Davos got a lot of new interest this week after folks found out that this year there will be a series on psychedelics at the World Economic Forum. The series will feature industry executives, drug development experts, clinicians, nonprofit organizations, advocates and influencers from the psychedelics space.  

Our own Simeon Schnapper will also be there, representing JLS Fund. Here’s more:

Did You Know?

Did you know that a psychedelic called STP was popular in San Francisco for less than a year?

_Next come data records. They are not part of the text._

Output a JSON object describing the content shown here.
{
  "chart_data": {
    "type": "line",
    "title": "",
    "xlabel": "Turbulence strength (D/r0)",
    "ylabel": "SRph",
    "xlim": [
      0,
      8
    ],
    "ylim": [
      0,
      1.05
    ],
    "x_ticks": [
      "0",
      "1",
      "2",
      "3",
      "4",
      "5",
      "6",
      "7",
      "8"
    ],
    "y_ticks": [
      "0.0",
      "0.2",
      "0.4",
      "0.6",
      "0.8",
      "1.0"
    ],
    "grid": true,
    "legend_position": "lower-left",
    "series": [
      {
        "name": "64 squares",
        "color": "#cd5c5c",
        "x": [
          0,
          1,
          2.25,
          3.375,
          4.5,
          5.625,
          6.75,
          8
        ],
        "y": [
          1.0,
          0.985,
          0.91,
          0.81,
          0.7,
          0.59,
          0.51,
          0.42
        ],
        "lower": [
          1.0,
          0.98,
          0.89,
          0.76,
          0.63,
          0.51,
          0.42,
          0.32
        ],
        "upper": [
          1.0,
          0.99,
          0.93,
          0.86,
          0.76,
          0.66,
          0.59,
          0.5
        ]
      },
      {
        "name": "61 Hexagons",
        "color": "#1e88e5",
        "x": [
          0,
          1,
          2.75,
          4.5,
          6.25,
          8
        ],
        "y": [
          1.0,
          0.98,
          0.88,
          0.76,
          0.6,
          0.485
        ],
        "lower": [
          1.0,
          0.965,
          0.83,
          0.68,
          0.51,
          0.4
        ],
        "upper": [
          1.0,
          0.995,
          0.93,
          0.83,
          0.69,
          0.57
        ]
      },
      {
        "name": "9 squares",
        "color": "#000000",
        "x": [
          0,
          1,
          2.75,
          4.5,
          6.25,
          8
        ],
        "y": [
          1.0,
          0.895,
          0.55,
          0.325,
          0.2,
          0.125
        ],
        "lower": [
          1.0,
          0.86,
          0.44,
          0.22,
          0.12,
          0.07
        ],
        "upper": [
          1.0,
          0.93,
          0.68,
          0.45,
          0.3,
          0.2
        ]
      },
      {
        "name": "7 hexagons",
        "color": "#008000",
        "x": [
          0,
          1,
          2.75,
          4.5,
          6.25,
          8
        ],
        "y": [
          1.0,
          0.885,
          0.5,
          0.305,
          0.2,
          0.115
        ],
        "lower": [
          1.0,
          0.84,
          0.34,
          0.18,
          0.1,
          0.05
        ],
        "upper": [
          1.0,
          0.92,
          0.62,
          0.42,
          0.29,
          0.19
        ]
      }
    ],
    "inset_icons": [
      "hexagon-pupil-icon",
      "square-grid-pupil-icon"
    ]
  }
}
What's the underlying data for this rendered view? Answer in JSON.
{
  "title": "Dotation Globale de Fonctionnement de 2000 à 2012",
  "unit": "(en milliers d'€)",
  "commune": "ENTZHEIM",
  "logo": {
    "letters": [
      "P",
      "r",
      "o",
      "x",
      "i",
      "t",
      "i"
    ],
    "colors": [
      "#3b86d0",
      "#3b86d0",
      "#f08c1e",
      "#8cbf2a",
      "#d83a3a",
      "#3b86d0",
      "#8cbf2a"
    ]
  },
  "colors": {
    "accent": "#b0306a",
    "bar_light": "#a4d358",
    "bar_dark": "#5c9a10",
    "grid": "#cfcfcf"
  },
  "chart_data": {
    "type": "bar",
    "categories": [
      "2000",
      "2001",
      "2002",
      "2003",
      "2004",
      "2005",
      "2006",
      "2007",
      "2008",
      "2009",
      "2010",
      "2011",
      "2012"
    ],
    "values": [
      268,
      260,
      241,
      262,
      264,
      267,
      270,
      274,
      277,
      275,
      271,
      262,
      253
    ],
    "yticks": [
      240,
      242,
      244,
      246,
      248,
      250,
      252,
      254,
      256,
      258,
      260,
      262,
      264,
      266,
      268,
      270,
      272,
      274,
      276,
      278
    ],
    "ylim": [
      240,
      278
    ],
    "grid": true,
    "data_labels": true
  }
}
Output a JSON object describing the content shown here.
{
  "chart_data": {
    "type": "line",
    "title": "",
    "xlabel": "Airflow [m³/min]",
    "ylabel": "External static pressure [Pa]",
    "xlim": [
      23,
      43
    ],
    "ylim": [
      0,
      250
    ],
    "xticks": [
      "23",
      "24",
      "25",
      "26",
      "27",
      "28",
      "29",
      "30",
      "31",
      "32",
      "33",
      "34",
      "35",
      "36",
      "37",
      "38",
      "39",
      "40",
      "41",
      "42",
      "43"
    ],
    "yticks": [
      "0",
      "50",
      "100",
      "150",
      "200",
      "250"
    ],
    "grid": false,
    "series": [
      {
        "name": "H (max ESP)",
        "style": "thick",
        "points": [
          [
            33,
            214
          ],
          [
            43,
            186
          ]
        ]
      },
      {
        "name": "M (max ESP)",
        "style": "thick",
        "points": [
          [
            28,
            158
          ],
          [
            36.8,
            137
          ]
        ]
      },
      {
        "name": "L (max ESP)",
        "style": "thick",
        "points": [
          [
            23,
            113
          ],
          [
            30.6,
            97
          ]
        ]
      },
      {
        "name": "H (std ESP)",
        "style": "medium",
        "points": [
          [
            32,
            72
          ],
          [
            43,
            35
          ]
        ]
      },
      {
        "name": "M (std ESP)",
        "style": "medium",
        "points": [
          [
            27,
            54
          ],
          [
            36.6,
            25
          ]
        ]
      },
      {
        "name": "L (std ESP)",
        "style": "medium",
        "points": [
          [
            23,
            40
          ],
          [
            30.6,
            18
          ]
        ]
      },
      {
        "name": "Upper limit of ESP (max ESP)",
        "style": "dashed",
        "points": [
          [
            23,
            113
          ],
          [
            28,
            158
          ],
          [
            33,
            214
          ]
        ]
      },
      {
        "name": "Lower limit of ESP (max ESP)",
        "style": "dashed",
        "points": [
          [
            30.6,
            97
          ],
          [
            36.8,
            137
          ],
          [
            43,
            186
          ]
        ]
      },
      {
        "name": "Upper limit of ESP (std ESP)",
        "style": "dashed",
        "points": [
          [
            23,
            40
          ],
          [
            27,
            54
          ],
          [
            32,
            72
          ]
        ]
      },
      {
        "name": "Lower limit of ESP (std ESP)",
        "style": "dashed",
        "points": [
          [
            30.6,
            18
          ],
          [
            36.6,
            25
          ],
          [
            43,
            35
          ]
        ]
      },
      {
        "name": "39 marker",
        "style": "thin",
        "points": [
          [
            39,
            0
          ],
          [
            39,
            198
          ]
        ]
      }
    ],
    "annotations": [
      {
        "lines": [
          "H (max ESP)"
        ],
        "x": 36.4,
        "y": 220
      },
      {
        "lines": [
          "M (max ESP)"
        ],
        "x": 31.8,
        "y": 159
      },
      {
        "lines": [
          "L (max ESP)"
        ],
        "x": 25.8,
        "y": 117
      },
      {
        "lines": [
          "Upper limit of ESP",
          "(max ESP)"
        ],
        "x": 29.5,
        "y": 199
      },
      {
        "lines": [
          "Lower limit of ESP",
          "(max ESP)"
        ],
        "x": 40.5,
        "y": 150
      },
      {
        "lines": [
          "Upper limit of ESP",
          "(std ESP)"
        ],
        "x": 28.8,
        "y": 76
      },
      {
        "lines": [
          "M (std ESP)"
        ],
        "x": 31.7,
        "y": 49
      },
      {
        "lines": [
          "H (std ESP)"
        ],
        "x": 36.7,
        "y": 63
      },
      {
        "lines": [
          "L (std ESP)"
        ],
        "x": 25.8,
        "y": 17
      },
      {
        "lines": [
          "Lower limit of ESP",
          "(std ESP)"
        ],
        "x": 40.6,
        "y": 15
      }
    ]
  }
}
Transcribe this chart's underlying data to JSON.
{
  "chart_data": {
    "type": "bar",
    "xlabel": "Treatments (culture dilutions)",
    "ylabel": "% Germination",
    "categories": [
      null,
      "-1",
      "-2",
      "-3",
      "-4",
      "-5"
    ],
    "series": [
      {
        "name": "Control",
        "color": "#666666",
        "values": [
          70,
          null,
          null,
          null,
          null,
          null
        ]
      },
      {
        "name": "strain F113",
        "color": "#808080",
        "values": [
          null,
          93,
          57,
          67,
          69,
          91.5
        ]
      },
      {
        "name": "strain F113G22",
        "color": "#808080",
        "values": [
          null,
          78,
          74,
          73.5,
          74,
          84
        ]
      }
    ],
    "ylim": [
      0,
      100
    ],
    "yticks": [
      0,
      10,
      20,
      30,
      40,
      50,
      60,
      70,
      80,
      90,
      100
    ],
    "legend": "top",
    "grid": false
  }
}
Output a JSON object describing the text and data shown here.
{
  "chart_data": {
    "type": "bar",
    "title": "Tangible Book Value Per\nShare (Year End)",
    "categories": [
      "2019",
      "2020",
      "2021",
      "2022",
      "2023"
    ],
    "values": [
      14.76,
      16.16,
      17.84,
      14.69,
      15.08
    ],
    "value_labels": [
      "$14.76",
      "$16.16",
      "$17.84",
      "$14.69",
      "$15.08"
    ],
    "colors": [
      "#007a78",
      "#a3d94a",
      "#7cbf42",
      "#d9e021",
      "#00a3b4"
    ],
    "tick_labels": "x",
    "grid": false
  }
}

The drug 2,5-Dimethoxy-4-methylamphetamine, or DOM, was first synthesized in 1963 by chemist Alexander Shulgin, who would later go on to introduce MDMA to the psychiatric community in the late-70s. In the spring of 1967, DOM began making the rounds in SF’s Haight-Ashbury District, with unfortunate results.

Renamed STP for Serenity, Tranquility and Peace, most users experienced effects that were anything but. Reports of “STP freakouts” soon appeared, and administering thorazine, the standard treatment for taking too much LSD, actually made things worse.

The problem wasn’t even the drug itself, which at low doses produced euphoria. Apparently, the dosage of the pills was just way too high—because the chemists who made them put a decimal point in the wrong place.